Ogham and some tooling

Toadflax

Native
Mar 26, 2007
1,783
5
65
Oxfordshire
Thanks Geoff before i would just wipe it with a damp songe several times and leave for 15 mins but i think your clingfilm idea is a great tip i will try that out!

The other great use for clingfilm (thanks to Eric Methven for this one) is when tracing your pattern onto the leather. Initially, I got myself a pad of decent tracing paper, traced in pencil and then went over it with the stylus to mark the design on the leather. Tracing paper is fairly water resistant, so this works pretty well. But...

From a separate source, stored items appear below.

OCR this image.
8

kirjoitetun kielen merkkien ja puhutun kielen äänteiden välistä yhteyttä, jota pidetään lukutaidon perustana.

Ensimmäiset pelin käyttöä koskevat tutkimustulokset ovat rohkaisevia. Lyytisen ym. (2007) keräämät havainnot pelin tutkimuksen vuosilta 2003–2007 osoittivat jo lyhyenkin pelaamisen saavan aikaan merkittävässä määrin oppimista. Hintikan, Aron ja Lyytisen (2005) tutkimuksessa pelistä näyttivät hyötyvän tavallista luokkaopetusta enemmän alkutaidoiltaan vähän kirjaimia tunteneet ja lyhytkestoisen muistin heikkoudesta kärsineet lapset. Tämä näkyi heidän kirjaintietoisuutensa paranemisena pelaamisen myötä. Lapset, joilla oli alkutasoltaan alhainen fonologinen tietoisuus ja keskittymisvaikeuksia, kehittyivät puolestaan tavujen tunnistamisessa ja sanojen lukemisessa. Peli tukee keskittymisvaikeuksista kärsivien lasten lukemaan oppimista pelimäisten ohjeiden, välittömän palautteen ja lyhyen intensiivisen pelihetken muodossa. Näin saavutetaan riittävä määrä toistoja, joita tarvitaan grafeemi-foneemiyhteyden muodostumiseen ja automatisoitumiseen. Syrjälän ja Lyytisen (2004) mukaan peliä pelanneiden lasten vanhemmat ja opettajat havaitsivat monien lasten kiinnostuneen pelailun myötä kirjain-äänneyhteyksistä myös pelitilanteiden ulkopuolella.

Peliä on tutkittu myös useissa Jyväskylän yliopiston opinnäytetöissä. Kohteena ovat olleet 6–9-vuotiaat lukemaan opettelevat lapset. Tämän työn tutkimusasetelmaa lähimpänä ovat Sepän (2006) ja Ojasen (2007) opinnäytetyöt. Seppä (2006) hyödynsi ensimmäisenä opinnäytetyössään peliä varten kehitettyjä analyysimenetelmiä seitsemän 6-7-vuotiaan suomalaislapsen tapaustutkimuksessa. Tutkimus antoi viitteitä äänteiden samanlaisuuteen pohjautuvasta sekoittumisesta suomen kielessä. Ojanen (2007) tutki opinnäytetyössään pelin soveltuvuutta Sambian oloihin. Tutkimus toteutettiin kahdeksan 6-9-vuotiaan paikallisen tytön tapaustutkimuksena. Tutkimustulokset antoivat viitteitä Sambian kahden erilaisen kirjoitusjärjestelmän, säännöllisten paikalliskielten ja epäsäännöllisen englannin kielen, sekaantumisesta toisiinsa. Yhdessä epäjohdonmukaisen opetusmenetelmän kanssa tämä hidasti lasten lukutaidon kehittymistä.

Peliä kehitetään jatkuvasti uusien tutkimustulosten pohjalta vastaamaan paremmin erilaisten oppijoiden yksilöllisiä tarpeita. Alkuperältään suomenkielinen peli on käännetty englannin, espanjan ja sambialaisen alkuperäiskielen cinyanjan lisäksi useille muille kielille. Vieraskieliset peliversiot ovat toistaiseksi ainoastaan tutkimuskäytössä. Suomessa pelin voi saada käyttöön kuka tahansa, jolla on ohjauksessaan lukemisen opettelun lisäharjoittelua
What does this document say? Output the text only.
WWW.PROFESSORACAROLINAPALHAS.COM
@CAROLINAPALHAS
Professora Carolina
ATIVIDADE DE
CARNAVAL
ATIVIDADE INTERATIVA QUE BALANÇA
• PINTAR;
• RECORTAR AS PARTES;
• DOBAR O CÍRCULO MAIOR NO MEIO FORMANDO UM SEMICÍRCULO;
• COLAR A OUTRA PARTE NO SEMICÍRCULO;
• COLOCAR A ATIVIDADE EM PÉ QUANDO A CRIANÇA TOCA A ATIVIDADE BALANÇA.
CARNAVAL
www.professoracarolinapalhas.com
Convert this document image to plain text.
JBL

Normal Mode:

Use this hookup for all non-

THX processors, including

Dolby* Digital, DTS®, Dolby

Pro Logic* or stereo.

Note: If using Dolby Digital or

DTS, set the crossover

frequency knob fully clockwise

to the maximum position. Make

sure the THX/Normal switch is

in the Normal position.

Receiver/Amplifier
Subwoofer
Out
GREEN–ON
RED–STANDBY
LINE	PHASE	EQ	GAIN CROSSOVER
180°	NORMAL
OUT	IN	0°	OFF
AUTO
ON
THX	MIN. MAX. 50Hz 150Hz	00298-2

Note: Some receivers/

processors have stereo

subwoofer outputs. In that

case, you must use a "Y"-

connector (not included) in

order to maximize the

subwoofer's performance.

...if you cover the leather in clingfilm, you can lay a piece of paper over it and it won't go soggy. So it means that you can, for example, print a design off the computer and trace it directly onto the leather, without the intermediate step of copying it to tracing paper. Great for people like me who can copy but aren't too good at sketching original designs.


Geoff
 

Dreadhead

Bushcrafter through and through
ooo another great tip cheers! i usually pull up the designs on my laptop, lay the screen flat and trace off the screen. then tracing over the leather and use a pen to trace the design into the leather. will mostly likely try that clingfilm tip would save me having to trace stuff. although i dont have a printer so wont be able to use it that much
 

Toadflax

Native
Mar 26, 2007
1,783
5
65
Oxfordshire
And another method from Stohlman - useful if you're doing a repeated design - is to make your own stamp out of leather. Not something I've tried yet, and only really useful for marking cased leather in preparation for carving, rather than for deep stamping.

Trace the design onto a piece of cased leather (in reverse!), use the swivel knife to make deep cuts, dry the leather rapidly to harden it and open the cuts (e.g. in a warm oven with the door part open), then apply lacquer onto the leather to further harden it.

This can then be laid on the cased leather work piece and tapped gently with a soft mallet to make an imprint for you to use as the basis of your carving, to leave slightly raised lines on the work piece.

I suppose you could do the opposite, and background around the lines on your pattern to leave the design as raised lines on the template, which would then make small indendations when it is used.